Handling Unsupported Arrow Types in Parquet #1666

tustvold · 2022-05-07T07:22:16Z

Problem

Data in parquet is stored as one of a limited number of physical types, there are then three mechanisms that an arrow reader can use to infer the type of the data.

The deprecated ConvertedType enumeration stored within the parquet schema
The LogicalType enumeration stored within the parquet schema
An embedded arrow schema stored within the parquet file metadata

All parquet readers support 1, all v2 readers support 2, and only arrow readers support 3.

In some cases the logical type is not necessary to correctly interpret the data, e.g. String vs LargeString, but in some cases it fundamentally alters the meaning of the data.

Timestamp

A nanosecond time units is not supported in 1, and a second time unit is only natively supported in 3.

Currently this crate encodes second time units as logical type of milliseconds, this is likely a bug. It also does not convert to nanoseconds to microseconds when using writer version 1, despite this only being supported in >2.6.

The python implementation will, depending on the writer version, potentially cast nanoseconds to microseconds, and seconds to milliseconds - see here

There does not appear to be a way to round-trip timezones in 1 or 2. The C++ implementation appears to always normalize timezones to UTC and set is_adjusted_to_utc to true.

Currently this crate sets is_adjusted_to_utc to true if the timezone is set, this is despite the writer not actually performing the normalisation. I think this is a bug.

Date64

The arrow type Date64 is milliseconds since epoch and does not have an equivalent ConvertedType nor LogicalType.

Currently this crate converts the type to Date32 on write, losing sub-second precision. This what the C++ implementation does - see here.

Interval

The interval data type has a ConvertedType but not a LogicalType, there is a PR to add LogicalType support apache/parquet-format#165 but it appears to have stalled somewhat.

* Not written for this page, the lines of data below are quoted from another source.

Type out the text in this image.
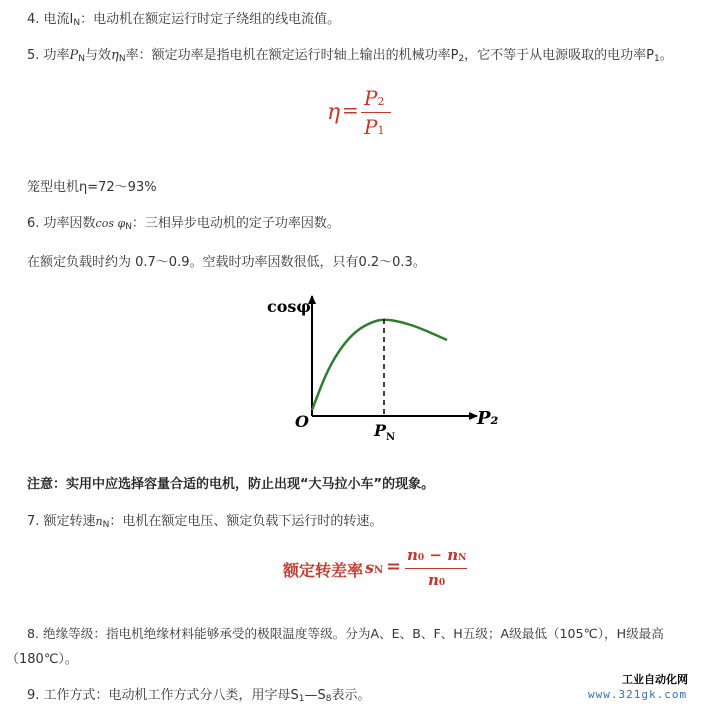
4. 电流$I_N$：电动机在额定运行时定子绕组的线电流值。
5. 功率$P_N$与效$\eta_N$率：额定功率是指电机在额定运行时轴上输出的机械功率$P_2$，它不等于从电源吸取的电功率$P_1$。
η = P2
P1
笼型电机η=72～93%
6. 功率因数$\cos \varphi_N$：三相异步电动机的定子功率因数。
在额定负载时约为 0.7～0.9。空载时功率因数很低，只有0.2～0.3。
cosφ
P₂
O	$P_N$
注意：实用中应选择容量合适的电机，防止出现“大马拉小车”的现象。
7. 额定转速$n_N$：电机在额定电压、额定负载下运行时的转速。
额定转差率 sN =
n0 − nN
n0
8. 绝缘等级：指电机绝缘材料能够承受的极限温度等级。分为A、E、B、F、H五级；A级最低（105℃），H级最高
（180℃）。
9. 工作方式：电动机工作方式分八类，用字母$S_1—S_8$表示。
工业自动化网
www.321gk.com
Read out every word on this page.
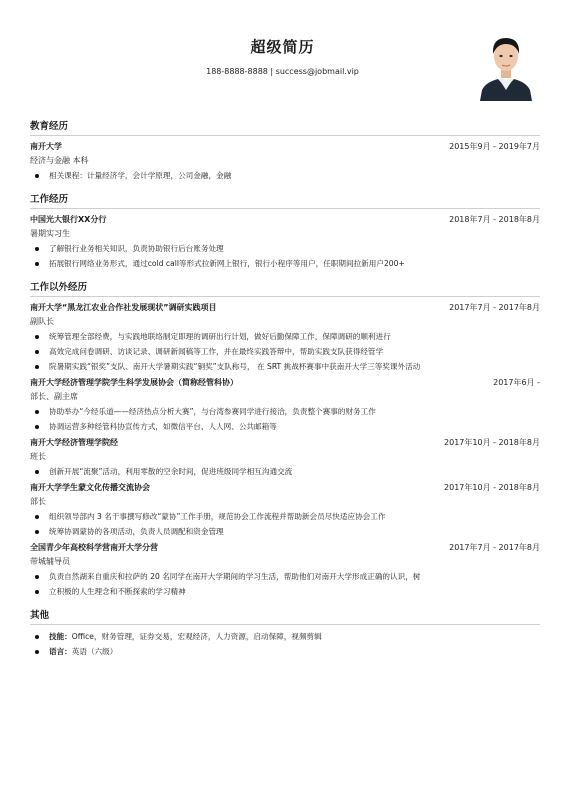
超级简历
188-8888-8888 | success@jobmail.vip
教育经历
南开大学	2015年9月 - 2019年7月
经济与金融 本科
相关课程：计量经济学，会计学原理，公司金融，金融
工作经历
中国光大银行XX分行	2018年7月 - 2018年8月
暑期实习生
了解银行业务相关知识，负责协助银行后台账务处理
拓展银行网络业务形式，通过cold call等形式拉新网上银行，银行小程序等用户，任职期间拉新用户200+
工作以外经历
南开大学“黑龙江农业合作社发展现状”调研实践项目	2017年7月 - 2017年8月
副队长
统筹管理全部经费，与实践地联络制定即理的调研出行计划，做好后勤保障工作，保障调研的顺利进行
高效完成问卷调研、访谈记录、调研新闻稿等工作，并在最终实践答辩中，帮助实践支队获得经管学
院暑期实践“银奖”支队、南开大学暑期实践“铜奖”支队称号， 在 SRT 挑战杯赛事中获南开大学三等奖课外活动
南开大学经济管理学院学生科学发展协会（简称经管科协）	2017年6月 -
部长、副主席
协助举办“今经乐道——经济热点分析大赛”，与台湾参赛同学进行接洽，负责整个赛事的财务工作
协调运营多种经管科协宣传方式，如微信平台、人人网、公共邮箱等
南开大学经济管理学院经	2017年10月 - 2018年8月
班长
创新开展“流聚”活动，利用零散的空余时间，促进班级同学相互沟通交流
南开大学学生蒙文化传播交流协会	2017年10月 - 2018年8月
部长
组织领导部内 3 名干事撰写修改“蒙协”工作手册，规范协会工作流程并帮助新会员尽快适应协会工作
统筹协调蒙协的各项活动，负责人员调配和资金管理
全国青少年高校科学营南开大学分营	2017年7月 - 2017年8月
带城辅导员
负责自然湖来自重庆和拉萨的 20 名同学在南开大学期间的学习生活，帮助他们对南开大学形成正确的认识，树
立积极的人生理念和不断探索的学习精神
其他
技能：Office，财务管理，证券交易，宏观经济，人力资源，启动保障，视频剪辑
语言：英语（六级）
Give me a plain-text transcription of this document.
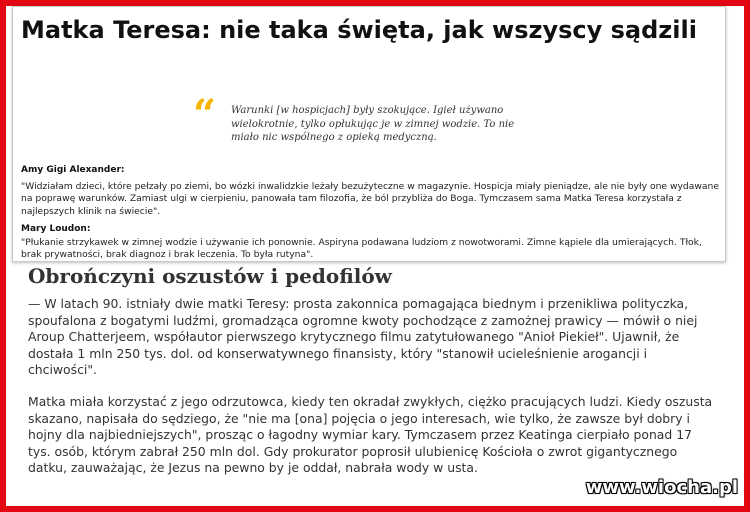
Matka Teresa: nie taka święta, jak wszyscy sądzili
“ Warunki [w hospicjach] były szokujące. Igieł używano wielokrotnie, tylko opłukując je w zimnej wodzie. To nie miało nic wspólnego z opieką medyczną.
Amy Gigi Alexander:
"Widziałam dzieci, które pełzały po ziemi, bo wózki inwalidzkie leżały bezużyteczne w magazynie. Hospicja miały pieniądze, ale nie były one wydawane na poprawę warunków. Zamiast ulgi w cierpieniu, panowała tam filozofia, że ból przybliża do Boga. Tymczasem sama Matka Teresa korzystała z najlepszych klinik na świecie".
Mary Loudon:
"Płukanie strzykawek w zimnej wodzie i używanie ich ponownie. Aspiryna podawana ludziom z nowotworami. Zimne kąpiele dla umierających. Tłok, brak prywatności, brak diagnoz i brak leczenia. To była rutyna".
Obrończyni oszustów i pedofilów

— W latach 90. istniały dwie matki Teresy: prosta zakonnica pomagająca biednym i przenikliwa polityczka, spoufalona z bogatymi ludźmi, gromadząca ogromne kwoty pochodzące z zamożnej prawicy — mówił o niej Aroup Chatterjeem, współautor pierwszego krytycznego filmu zatytułowanego "Anioł Piekieł". Ujawnił, że dostała 1 mln 250 tys. dol. od konserwatywnego finansisty, który "stanowił ucieleśnienie arogancji i chciwości".

Matka miała korzystać z jego odrzutowca, kiedy ten okradał zwykłych, ciężko pracujących ludzi. Kiedy oszusta skazano, napisała do sędziego, że "nie ma [ona] pojęcia o jego interesach, wie tylko, że zawsze był dobry i hojny dla najbiedniejszych", prosząc o łagodny wymiar kary. Tymczasem przez Keatinga cierpiało ponad 17 tys. osób, którym zabrał 250 mln dol. Gdy prokurator poprosił ulubienicę Kościoła o zwrot gigantycznego datku, zauważając, że Jezus na pewno by je oddał, nabrała wody w usta.

www.wiocha.pl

An interval of MonthDayNano cannot be represented by the ConvertedType. The C++ implementation does not appear to support Interval types.

Proposal

There are broadly speaking 3 ways to handle data types that cannot be represented in the parquet schema:

Return an error
Cast to a native parquet representation, potentially losing precision in the process
Encode the data, only encoding its logical type in the embedded arrow schema

Returning an error is the safest, but is not a great UX. Casting to a native parquet representation is inline with what other arrow implementations do and gives the best ecosystem compatibility, but also doesn't make for a great UX, just search StackOverflow for allow_truncated_timestamps to see the confusion this causes.

The final option is the simplest to implement, the least surprising to users, and what I would propose implementing. It would break ecosystem interoperability in certain cases, but I think it is more important that we faithfully round-trip data than maintain maximal compatibility.

Users who care about interoperability can explicitly cast data as appropriate, similar to python's coerce_timestamps functionality, or just restrict themselves to using a supported subset of arrow types.

Thoughts @sunchao @nevi-me @alamb @jorisvandenbossche @jorgecarleitao

Additional Context

The text was updated successfully, but these errors were encountered:

jorgecarleitao · 2022-05-07T07:53:40Z

Great write-up, @tustvold !

I agree with your assessment of least surprise on option 3.

The way I think about option 1 and 3 is:

Option 1 is potentially lossy on data (some bytes may be lost) and lossless on metadata (metadata is preserved); option 3 is lossless on data and potentially lossy on metadata.

In my experience metadata is easier to recover/preserve through other means (e.g. catalog, parquet's custom metadata, even column naming conventions) than data, that is usually unrecoverable. From this perspective, option 1 has a real impact on data integrity.

fwiw we use option 3 on arrow2. E.g. Date64 is encoded as Parquet's Int64 with no annotated converted nor logical type (and the arrow schema in the metadata for arrow-aware readers).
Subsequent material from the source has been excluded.